# Purpose of different barrel length for guides??



## bluewood (Nov 26, 2013)

I'm new to this forum and have never used guides. Thanks to you I was able to purchase a Leigh template adapter for my Ryobi. I purchased a set of brass template guides from Harbor Freight:nono:. After trimming a few 1000's they are centered and fit the Leigh template.
My question: Is there any reason why the barrels protrude at different lengths? I understand the different diameters allow for larger bits, but if my pattern is only a 1/4 or 3/8" thick the larger length barrels are not useable. Do the longer barrels have a use?


----------



## Quillman (Aug 16, 2010)

They did.
They were a PC invention.
And the different barrel lengths accommodated their diverse fixturing.
Some of which still exists.


----------



## Mike (Nov 22, 2004)

Richard, this is why I recommend the set from Woodcraft where all the guides are the right length for use with 1/4" templates.


----------



## phillip.c (Aug 9, 2012)

How do I fix these into, say, the base of my plunge router? Bosch 1617.


----------



## bluewood (Nov 26, 2013)

Thanks, I will trim these down to 1/4".


----------



## Quillman (Aug 16, 2010)

"How do I fix these into, say, the base of my plunge 1617 etc.........."
**********************
With one of these, for example.


----------



## Mike (Nov 22, 2004)

Richard, you will want them a small amount under 1/4" so they have clearance, about .230".

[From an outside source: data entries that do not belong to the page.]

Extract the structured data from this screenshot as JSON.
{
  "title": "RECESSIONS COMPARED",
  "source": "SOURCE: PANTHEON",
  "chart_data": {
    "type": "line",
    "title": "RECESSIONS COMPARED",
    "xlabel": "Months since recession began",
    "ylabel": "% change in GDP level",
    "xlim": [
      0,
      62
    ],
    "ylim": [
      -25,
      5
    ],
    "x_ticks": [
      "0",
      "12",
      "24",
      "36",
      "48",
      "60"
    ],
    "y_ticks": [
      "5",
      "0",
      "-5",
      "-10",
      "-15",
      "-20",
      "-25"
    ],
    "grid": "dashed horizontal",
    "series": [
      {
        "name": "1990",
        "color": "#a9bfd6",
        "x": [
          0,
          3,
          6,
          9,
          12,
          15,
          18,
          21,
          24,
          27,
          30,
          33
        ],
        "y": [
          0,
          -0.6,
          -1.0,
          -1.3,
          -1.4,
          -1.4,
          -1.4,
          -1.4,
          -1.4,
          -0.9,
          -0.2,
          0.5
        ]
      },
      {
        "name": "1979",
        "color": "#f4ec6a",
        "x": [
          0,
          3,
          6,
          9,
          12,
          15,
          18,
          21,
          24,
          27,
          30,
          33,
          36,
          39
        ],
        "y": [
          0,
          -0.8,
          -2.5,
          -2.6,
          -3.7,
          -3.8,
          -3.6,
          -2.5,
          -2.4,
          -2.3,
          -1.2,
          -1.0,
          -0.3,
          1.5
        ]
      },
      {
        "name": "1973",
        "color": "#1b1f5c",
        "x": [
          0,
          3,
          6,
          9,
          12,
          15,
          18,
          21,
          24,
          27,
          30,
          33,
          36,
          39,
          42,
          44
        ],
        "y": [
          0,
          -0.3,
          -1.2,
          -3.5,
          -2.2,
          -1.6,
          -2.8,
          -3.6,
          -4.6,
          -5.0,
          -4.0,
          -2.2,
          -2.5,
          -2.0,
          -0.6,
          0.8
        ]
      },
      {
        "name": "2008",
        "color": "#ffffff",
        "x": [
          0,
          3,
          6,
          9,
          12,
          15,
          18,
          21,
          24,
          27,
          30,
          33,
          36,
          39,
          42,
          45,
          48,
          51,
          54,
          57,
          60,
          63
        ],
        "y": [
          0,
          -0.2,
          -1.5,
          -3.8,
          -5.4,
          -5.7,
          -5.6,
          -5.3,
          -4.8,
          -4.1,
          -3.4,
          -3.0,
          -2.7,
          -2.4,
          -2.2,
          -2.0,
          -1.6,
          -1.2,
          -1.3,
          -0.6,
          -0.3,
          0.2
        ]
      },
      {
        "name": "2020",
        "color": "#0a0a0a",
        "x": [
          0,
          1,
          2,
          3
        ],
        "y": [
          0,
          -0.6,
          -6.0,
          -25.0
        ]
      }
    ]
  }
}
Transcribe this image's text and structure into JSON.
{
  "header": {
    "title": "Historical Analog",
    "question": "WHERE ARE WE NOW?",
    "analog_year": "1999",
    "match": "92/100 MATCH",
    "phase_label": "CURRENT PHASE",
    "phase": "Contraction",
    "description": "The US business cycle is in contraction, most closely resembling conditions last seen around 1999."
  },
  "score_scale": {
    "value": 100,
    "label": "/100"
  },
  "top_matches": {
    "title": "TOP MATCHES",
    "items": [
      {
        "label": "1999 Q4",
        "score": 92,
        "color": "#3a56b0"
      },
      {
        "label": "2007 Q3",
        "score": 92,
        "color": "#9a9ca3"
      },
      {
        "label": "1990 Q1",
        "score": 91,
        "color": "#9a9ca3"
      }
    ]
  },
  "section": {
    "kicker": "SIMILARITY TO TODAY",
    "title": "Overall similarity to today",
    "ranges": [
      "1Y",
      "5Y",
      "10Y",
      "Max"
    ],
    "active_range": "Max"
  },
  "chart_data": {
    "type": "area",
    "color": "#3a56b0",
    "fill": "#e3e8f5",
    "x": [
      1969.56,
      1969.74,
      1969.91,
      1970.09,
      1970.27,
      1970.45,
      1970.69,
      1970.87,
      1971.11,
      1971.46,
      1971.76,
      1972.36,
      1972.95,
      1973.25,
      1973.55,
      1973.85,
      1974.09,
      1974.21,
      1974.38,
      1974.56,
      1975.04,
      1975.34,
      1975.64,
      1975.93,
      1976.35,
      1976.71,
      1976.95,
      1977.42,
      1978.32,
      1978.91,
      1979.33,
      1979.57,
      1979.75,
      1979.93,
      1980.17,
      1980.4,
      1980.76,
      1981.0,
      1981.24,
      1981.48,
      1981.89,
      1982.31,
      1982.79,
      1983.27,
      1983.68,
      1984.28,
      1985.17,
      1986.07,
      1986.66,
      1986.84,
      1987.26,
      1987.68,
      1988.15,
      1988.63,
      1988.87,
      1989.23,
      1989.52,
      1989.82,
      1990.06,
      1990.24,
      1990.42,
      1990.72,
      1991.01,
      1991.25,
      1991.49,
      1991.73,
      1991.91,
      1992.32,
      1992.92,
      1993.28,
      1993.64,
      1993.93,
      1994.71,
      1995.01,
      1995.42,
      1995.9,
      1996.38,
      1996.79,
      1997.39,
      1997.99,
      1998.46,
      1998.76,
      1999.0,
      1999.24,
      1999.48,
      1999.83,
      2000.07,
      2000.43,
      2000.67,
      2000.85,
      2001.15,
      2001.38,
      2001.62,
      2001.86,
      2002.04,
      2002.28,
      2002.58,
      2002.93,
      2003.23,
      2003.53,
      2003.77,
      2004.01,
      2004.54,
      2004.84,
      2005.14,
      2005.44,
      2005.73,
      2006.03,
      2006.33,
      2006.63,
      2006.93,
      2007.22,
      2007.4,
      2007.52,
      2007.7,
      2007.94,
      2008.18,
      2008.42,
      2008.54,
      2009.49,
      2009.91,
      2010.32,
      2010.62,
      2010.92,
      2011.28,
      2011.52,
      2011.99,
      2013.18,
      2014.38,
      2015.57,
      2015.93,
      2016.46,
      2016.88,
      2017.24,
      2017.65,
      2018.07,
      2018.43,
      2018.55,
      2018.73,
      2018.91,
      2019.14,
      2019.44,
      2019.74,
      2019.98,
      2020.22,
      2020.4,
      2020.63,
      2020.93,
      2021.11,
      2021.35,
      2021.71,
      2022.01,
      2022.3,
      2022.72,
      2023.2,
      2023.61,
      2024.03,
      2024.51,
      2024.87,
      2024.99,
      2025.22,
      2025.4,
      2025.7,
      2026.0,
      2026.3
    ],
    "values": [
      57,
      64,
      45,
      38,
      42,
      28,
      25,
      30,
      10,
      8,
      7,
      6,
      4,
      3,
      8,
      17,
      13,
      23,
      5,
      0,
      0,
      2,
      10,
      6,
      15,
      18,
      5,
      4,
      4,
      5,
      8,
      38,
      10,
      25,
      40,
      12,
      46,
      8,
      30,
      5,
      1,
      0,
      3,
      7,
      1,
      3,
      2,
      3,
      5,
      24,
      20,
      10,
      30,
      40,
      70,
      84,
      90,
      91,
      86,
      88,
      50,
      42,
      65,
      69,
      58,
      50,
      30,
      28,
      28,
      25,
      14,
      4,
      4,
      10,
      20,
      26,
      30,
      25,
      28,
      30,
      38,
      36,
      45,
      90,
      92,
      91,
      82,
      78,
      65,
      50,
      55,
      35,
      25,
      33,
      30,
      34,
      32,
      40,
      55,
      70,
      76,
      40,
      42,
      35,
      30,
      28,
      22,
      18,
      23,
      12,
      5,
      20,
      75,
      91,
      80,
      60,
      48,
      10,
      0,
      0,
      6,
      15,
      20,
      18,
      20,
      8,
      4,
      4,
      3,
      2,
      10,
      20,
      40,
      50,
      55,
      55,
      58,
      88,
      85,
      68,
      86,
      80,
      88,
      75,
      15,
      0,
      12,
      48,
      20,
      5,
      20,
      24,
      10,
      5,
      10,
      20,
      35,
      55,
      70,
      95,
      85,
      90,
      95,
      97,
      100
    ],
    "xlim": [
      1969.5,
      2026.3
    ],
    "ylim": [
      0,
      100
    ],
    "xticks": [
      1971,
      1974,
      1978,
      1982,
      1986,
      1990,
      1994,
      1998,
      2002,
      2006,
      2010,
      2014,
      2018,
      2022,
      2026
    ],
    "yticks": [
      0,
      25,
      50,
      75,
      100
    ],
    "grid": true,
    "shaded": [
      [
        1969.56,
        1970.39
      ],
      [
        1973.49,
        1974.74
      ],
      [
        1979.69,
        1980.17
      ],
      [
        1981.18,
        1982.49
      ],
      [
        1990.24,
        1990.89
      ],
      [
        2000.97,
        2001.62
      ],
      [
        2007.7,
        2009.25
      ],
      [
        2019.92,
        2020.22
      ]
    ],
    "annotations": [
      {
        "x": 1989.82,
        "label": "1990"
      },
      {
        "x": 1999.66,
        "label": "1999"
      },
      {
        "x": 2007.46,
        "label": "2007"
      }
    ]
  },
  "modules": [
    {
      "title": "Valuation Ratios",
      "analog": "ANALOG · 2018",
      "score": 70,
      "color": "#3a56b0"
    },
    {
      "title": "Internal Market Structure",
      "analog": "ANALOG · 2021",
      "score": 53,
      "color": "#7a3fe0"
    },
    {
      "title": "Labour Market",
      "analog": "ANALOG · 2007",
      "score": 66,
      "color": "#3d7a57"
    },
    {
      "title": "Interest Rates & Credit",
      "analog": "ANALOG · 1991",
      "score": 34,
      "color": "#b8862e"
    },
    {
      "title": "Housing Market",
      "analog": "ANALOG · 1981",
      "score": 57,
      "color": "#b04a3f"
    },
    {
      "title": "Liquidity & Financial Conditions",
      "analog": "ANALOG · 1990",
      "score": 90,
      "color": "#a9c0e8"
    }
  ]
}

Phillip, There are several solutions and Pat's high precision base is one of them. I use the Bosch parts which work with their dust collection adapters. You will find a list of all the 1617 accessories in a sticky thread at the top of our general routing section.


----------



## tvman44 (Jun 25, 2013)

Mike, what is the title of that sticky. I cannot find it. I know the problem is me but would like to read that thread. 
TIA, Bob


----------



## MT Stringer (Aug 15, 2012)

The template set Mike referred to is on Sale at Woodcraft through Jan 24th.


----------



## Mike (Nov 22, 2004)

http://www.routerforums.com/general-routing/35050-bosch-1617evspk-1617evstb.html#post282880


----------



## tvman44 (Jun 25, 2013)

Thanks Mike!:yes4:


----------